One of the strangest arguments that I have seen put forward – apparently seriously – is that using a word such as ‘gravity’ to describe the cause of the fall of an apple from a tree is no less mystical than invoking ‘God’s will’ to explain why the apple falls, since the word ‘gravity’ is just a label. Certainly it is – in the same way that the words ‘Beethoven’s Fifth’ are not a piece of music, but only a label which indicates a piece of music, and an alternative label, such as the Morse code symbols for the letter V, could just as easily be used to indicate the same piece of music. Scientists are well aware that words are merely labels which we use for convenience, and that a rose by any other name would smell as sweet. That is why they deliberately choose to use a nonsense word, quark, as the label for a fundamental entity in particle theory, and why they use the names of colours (red, blue and green) to identify different kinds of quark. They do not suggest that quarks really are coloured in this way. The difference between the scientific description of how apples fall and the mystical description of how apples fall is that, whatever the name you ascribe to the phenomenon, in scientific terms it can be described by a precise law (in this case, the inverse square law) and that the same law can be applied to the fall of an apple from a tree, the way the Moon is held in orbit around the Earth and so on out into the Universe. To a mystic, there is no reason why we should expect the way an apple falls from a tree to bear any relation to, say, the way that a comet moves past the Sun. But the word ‘gravity’ is simply a shorthand expression for the whole suite of ideas incorporated in Newton’s Principia and Einstein’s general theory of relativity. To a scientist, the word ‘gravity’ conjures up a rich tapestry of ideas and laws, in the same way that to the conductor of a symphony orchestra the words ‘Beethoven’s Fifth’ conjure up a rich musical experience. It is not the label that matters, but the underlying universal law, giving a predictive power to science. We can say with confidence that planets (and comets) orbiting other stars are also under the influence of the inverse square law, whether you ascribe that law to ‘gravity’ or to ‘God’s will’; and we can be sure that any intelligent beings inhabiting those planets will measure the same inverse square law, although undoubtedly they will call it by a different name from the one we use.

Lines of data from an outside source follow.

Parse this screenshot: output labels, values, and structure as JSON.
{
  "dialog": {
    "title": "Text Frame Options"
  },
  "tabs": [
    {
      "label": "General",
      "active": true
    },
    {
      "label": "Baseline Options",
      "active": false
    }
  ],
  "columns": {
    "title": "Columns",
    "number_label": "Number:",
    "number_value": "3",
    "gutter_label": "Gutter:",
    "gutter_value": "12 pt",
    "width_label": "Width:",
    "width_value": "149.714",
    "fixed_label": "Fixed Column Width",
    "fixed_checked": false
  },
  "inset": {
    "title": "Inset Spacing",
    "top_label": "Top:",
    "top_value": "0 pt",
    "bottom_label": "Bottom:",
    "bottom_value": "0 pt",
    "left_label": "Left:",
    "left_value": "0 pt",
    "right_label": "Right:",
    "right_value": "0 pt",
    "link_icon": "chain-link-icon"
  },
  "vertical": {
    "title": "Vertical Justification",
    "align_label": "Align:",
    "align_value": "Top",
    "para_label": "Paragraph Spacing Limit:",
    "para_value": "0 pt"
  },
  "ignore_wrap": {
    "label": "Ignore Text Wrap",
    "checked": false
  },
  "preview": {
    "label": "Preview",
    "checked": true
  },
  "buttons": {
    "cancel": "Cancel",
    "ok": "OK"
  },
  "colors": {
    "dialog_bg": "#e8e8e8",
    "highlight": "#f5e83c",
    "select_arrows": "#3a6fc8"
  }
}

There is no need for me to labour the point. It is because there are ultimate truths out there that science hangs together so well. And what motivates the great scientists is not the thirst for fame or fortune (although that can be a seductive lure for the less-than-great scientists), but what Richard Feynman called ‘the pleasure of finding things out’, a pleasure so satisfying that many of those great scientists, from Newton to Cavendish and from Charles Darwin to Feynman himself, have not even bothered to publish their findings unless pressed by their friends to do so, but a pleasure that would hardly exist if there were no truths to discover.